A pesar de estas tensiones, el mensaje del Gobierno mantiene un tono de moderado optimismo. La economía española continúa mostrando un crecimiento superior al de la media europea, impulsada por el consumo interno, la recuperación del turismo y la inversión vinculada a los fondos europeos.

Sin embargo, el Ejecutivo reconoce que el escenario internacional introduce factores de riesgo que podrían alterar esta trayectoria. Entre ellos destacan la volatilidad del precio del petróleo, los conflictos geopolíticos que afectan al suministro energético global y la incertidumbre política en algunas economías occidentales.

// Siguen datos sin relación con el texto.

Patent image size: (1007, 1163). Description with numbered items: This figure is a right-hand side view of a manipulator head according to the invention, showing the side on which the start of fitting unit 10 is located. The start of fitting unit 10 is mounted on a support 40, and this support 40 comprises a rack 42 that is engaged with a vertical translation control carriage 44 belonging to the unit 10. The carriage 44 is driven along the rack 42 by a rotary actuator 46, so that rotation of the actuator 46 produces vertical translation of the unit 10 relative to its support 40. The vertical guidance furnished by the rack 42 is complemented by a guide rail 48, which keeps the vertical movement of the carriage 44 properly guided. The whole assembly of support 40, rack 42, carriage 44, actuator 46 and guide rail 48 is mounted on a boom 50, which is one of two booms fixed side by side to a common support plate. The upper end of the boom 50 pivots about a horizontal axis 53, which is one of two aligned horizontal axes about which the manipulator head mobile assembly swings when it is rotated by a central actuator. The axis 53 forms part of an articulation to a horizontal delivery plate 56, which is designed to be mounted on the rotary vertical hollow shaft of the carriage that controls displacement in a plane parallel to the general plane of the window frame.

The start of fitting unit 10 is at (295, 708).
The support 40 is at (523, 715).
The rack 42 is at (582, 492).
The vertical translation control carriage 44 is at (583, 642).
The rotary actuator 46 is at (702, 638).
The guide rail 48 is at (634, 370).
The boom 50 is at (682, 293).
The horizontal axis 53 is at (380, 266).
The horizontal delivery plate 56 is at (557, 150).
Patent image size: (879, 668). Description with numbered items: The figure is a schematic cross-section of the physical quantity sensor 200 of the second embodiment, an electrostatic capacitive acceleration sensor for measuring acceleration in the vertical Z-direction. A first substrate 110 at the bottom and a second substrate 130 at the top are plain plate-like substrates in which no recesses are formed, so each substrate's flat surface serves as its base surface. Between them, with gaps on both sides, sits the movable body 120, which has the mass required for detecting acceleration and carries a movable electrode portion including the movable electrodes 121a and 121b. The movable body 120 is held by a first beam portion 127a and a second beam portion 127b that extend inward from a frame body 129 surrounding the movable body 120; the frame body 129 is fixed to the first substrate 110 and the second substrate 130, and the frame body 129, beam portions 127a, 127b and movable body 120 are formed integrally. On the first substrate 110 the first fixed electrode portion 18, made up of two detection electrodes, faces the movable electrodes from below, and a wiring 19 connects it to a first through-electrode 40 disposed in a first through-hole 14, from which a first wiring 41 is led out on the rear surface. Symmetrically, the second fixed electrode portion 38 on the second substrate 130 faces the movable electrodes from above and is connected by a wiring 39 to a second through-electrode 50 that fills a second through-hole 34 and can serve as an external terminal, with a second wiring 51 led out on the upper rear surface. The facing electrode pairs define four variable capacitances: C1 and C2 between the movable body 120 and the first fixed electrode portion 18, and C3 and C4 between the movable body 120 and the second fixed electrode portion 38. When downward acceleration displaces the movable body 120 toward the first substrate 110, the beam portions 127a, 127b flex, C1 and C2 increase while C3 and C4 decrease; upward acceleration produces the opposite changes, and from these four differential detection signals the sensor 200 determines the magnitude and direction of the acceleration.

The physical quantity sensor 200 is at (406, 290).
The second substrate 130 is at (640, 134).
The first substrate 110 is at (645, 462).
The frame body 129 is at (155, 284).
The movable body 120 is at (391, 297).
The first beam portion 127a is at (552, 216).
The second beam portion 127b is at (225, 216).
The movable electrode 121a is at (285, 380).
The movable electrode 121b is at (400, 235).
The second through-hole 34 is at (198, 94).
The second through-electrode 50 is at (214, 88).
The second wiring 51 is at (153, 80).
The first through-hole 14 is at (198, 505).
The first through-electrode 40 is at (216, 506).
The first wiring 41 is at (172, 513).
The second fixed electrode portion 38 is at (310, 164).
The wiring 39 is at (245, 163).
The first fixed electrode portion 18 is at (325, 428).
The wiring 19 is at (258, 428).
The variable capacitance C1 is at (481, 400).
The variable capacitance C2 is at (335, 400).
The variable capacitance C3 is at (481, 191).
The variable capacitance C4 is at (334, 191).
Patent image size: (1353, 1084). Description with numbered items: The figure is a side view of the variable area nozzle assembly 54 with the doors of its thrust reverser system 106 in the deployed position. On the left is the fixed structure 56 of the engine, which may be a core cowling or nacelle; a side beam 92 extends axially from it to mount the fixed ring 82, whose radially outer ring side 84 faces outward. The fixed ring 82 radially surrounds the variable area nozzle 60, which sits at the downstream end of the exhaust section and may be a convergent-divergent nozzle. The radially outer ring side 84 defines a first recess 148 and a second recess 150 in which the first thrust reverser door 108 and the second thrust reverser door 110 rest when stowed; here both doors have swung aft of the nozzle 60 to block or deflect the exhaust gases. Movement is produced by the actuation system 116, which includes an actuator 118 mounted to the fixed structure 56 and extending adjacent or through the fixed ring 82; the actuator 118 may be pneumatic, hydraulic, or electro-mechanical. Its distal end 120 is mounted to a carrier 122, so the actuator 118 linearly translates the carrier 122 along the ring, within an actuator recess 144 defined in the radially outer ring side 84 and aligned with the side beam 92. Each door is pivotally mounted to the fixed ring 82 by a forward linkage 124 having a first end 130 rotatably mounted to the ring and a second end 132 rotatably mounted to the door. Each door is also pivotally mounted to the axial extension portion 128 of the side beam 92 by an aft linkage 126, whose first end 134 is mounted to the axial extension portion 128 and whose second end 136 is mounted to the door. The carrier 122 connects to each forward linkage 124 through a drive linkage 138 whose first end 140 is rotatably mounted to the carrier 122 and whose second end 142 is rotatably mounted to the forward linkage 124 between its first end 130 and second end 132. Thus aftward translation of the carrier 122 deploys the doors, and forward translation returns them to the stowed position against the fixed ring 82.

En este contexto, el Ministerio de Economía defiende una estrategia basada en la flexibilidad y la capacidad de reacción. La experiencia de las crisis recientes —desde la pandemia hasta el shock energético derivado de la guerra en Ucrania— ha llevado al Gobierno a diseñar instrumentos que permitan responder con rapidez a perturbaciones externas.

En palabras del propio ministro, el objetivo es claro: proteger la estabilidad económica del país y evitar que los efectos de una crisis energética internacional se trasladen plenamente a los hogares y a la actividad empresarial.

Para España, el desafío consiste ahora en mantener su dinamismo económico en un entorno global cada vez más incierto, donde la energía vuelve a convertirse en una de las variables clave para la estabilidad económica.